Korean author Hwang Sok-Yong has been one of the great novelists of modern Korea, a novelist unafraid to speak truth to power even when at great cost to himself. Hwang started writing in 1970 following harrowing experiences in the Vietnam War and has been imprisoned by both the North Koreans and the South Koreans. So he brings plenty of history to what may be his most sweeping novel Mater 2-10 (translated by Sora Kim-Russel and Youngjae Josephine Bae) – a twentieth century history of Korea seen through the eyes of four generations of a working class family.
When Mater 2-10 opens, Jino, a staunch unionist, has begun a sit-in on the top of a factory chimney to protest his sacking and the wholesale sacking of his colleagues. The narrative follows Jino through the many days that he spends on top of the tower but also, very quickly, dips back into his family history. The story then follows the lives and fortunes of the family from his great-grandfather Baekman, through his grandfather and granduncle Ilcheol and Icheol and his father Jisan. All had a connection to the railway that at one time ran from Busan in the south of Korea all the way to Japanese-occupied Manchuria (the title Mater 2-10 refers to one of these locomotives, now a rusting reminder of Korea’s past).

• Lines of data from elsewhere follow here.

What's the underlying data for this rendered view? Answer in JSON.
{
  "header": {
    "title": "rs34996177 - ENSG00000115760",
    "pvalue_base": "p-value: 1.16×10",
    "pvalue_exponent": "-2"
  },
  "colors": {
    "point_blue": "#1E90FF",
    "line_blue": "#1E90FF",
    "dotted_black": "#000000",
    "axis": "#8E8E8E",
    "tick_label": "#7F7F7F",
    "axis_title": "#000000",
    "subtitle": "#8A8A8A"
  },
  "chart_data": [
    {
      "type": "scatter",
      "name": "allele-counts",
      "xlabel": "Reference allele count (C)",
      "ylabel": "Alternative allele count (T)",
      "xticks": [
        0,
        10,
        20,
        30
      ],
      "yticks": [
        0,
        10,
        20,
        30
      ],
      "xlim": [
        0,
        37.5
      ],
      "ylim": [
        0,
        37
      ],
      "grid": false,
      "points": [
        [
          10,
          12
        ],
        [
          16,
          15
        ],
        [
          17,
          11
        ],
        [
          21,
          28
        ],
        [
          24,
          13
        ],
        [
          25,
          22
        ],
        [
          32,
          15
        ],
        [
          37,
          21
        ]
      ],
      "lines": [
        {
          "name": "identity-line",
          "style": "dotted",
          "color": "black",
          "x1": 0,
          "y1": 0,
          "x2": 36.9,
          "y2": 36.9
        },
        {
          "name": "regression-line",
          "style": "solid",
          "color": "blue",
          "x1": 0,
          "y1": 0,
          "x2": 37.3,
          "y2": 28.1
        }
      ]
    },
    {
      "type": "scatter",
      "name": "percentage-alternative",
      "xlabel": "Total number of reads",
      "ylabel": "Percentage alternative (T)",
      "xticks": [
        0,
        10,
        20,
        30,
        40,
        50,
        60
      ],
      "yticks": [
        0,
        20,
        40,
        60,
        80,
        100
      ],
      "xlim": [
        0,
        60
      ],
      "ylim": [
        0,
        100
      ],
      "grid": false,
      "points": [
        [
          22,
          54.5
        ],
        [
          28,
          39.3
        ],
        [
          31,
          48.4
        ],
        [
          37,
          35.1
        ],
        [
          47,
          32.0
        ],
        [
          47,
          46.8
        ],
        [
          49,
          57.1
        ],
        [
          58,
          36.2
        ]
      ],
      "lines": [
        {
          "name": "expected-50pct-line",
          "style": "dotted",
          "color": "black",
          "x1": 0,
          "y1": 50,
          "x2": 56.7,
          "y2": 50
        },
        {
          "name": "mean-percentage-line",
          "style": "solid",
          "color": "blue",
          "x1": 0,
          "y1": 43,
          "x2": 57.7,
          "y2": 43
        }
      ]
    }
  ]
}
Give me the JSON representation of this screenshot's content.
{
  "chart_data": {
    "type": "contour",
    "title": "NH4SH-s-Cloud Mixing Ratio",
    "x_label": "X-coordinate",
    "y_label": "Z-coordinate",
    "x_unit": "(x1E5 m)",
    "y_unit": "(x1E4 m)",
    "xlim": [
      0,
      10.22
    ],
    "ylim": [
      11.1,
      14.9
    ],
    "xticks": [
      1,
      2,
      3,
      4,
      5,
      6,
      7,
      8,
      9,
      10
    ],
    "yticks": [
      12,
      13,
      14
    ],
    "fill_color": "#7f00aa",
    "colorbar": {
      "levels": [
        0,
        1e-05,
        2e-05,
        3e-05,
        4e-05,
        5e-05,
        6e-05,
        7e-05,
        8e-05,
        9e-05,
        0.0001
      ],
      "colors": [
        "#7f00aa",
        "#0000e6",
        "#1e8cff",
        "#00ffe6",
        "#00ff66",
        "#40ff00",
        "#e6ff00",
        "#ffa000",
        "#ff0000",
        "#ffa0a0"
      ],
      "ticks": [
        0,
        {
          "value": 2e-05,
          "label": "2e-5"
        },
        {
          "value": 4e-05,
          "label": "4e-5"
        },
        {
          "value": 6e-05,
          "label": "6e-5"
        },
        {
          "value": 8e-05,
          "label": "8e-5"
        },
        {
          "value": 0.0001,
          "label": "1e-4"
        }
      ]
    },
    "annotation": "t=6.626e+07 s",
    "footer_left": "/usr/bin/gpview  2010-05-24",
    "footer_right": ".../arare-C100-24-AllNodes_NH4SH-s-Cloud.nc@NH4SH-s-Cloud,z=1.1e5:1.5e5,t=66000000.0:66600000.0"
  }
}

While the story ranges over a century of history, it concentrates on the years of thre Japanese occupation, and in particular the lives and struggles of the brothers. Ilcheol follows his father into the railways and becomes an engineer under the Japanese, while Icheol joins the communist-led insurgency against the occupation. And after years of struggle, the family finds that the end of that occupation and the arrival of the Americans is not much better for them with one explicit form of occupation being replaced by another.
Hwang set out to tell the story of Korea from a perspective that is often ignored – that of the people who built the country and keep its wheels turning. With characters modelled after “the nameless workers who gave body and soul to the small parts they played” he seeks to explore the role of the workers in standing up to the Japanese but then the fact that following their defeat were denounced as communists. In doing so he also exposes the extent of Korean collaboration with both the Japanese and Americans often at the expense of their own citizens.
As with his book Familiar Things, Hawng tells the story in a straight forward but slightly fantastical style with a plot “built from personal, everyday anecdotes, rather than solely historical facts”. Set against the difficult lives of his characters are spirits from the past or visions of the future, that sometimes help and sometimes prepare them for joy or tragedy.
Mater 2-10 is in an epic – sweeping as it does from the early twentieth century to the early twenty-first. But it is a very person epic – focussing as it does on the lives of a family that struggled and strived for themselves, for their children and for their country. Given the increasing popularity of all things Korean at the moment it is sobering and instructive to consider the underlying character that can create a thriving nation out of such sacrifice and tribulation. But also sobering to remember, as Hwang points out, that Korea is still a nation divided. One that he believes can eventually be peacefully reunited.